In the 1970's and '80's, Aedes albopictus mosquitoes came to the U.S. through the used tire trade. These stowaway insects, also known as Asian tiger mosquitoes, can carry viruses like dengue, Zika and chikungunya. They quickly adapted to city life in the southern, eastern and western U.S.
Since then, due to globalization and climate change, insects and the diseases they carry are spreading more widely around the world.
At a two-day workshop this week at the National Academies of Science, Engineering and Medicine in Washington, D.C., global public health experts warned that countries like the U.S. are not ready for this looming threat.
"If we don't do anything, which is basically what we're doing right now, it's going to get worse," Tom Scott, a medical entomologist and professor emeritus at UC Davis, said during the workshop. "The damage from inaction is enormous, it's unacceptable. It's unethical."
The workshop focused on arboviral threats, which are mosquito- and tick-borne viruses that can cause harm to humans.
Tropical diseases that were once considered far away from the U.S. are becoming a presence. This year, the U.S. saw locally transmitted cases of malaria and a skin disease from tropical parasites. A Zika outbreak occurred in Florida and Texas in 2016-2017 and dengue has spread locally in the U.S. every year for over a decade.
The signs have long been obvious to tropical disease researchers.
"We don't pay enough attention in the United States to what is going on in other countries. We just kind of watch it spread and we don't prepare ourselves for that virus potentially coming to the U.S.," Laura Kramer, director of the Arbovirus Laboratory at State University of New York at Albany, told the workshop attendees. "That happened with Zika, chikungunya and West Nile."
Researchers at the workshop said countries like the U.S. can expect more tropical diseases to come – and should be preparing for them. Global warming is expanding the range of some tropical insects and diseases.
But the U.S. has lost a lot of its capacity to track insects. In 1927, every state had its own entomologist working to control insect populations and malaria, Erin Staples, a medical epidemiologist with the Centers for Disease Control and Prevention, said during the workshop.
"Where are we now in 2022? We've got sixteen state entomologists." That means the nation's ability to monitor viruses like West Nile is sparse. "We're not getting great information because we haven't maintained our infrastructure," Staples said.
So what should the U.S. be doing?
Public health researchers say Singapore is a shining example of mosquito control. The country has cut the number of mosquitoes – vectors for viruses such as dengue and Zika – by cleaning up the city environment and teaching good practices from a very young age. "My four-year-old daughter will come home and tell me about vector control because she learned it in kindergarten," said Lee-Ching Ng, with the Singapore government's Environmental Health Institute.

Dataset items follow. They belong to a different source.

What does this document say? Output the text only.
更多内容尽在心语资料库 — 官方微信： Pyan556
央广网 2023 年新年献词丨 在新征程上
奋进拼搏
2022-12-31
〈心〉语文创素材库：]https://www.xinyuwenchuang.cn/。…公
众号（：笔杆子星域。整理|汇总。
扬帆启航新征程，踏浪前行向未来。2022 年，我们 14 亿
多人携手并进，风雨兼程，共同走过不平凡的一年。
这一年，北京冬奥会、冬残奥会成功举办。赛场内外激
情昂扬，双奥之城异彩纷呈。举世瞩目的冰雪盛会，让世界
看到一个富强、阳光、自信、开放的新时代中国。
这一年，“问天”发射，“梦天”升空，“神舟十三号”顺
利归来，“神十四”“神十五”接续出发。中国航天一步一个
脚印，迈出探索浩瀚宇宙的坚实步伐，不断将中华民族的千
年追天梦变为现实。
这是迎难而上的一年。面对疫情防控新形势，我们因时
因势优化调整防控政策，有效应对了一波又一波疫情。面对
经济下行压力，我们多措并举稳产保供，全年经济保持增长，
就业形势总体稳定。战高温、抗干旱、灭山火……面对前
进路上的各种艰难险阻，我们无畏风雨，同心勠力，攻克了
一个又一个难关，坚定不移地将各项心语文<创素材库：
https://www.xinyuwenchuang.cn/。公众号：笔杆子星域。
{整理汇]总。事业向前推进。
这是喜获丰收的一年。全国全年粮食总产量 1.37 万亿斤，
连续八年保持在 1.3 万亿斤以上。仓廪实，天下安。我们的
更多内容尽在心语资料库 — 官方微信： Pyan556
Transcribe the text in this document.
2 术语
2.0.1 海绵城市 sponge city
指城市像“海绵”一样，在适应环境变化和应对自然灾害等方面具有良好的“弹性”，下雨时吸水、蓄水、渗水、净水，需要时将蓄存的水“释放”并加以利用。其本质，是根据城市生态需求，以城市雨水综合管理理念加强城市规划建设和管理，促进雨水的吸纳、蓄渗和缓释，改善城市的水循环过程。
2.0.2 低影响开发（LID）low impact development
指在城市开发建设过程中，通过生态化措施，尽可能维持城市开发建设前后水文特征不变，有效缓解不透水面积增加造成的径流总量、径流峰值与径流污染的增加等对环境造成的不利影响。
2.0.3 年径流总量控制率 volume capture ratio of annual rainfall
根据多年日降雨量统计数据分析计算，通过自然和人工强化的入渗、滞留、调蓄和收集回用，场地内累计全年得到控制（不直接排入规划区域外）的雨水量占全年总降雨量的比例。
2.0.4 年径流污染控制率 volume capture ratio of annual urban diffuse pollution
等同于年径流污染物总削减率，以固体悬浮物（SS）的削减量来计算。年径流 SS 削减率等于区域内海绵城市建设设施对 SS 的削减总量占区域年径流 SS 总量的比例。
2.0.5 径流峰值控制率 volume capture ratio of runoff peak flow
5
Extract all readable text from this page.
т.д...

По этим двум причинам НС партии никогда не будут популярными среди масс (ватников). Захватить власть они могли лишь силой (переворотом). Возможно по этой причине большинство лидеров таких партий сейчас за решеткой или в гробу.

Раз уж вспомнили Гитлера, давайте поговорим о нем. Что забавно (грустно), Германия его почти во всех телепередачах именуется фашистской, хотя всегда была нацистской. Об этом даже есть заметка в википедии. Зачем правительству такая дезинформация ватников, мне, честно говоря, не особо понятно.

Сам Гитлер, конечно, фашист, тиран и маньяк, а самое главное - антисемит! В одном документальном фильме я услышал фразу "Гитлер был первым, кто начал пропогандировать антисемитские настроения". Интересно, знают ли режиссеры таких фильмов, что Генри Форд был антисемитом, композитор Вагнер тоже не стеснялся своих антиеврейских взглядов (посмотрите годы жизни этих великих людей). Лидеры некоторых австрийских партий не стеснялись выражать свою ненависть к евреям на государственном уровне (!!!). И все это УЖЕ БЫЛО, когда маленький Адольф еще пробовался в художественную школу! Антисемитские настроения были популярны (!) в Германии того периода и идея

Singapore also has a big, expensive surveillance program, which tracks dengue cases by neighborhood and sends phone alerts when cases are high. And residents in Singapore can be fined or jailed for harboring mosquito breeding sites at home. Peter Daszak, president of the nonprofit EcoHealth Alliance, described Singapore's approach as "the carrot and the stick."
"There is a willingness to [take action in Singapore,] and they've done it and it works," he said. Still, that approach may not work in other countries such as the U.S., "where we're seeing pushback after COVID against all forms of intervention to people's personal freedom," he said.
Other tools could work, such as vaccines – which currently exist against some of these diseases. And designing cities in ways that are mosquito-proof.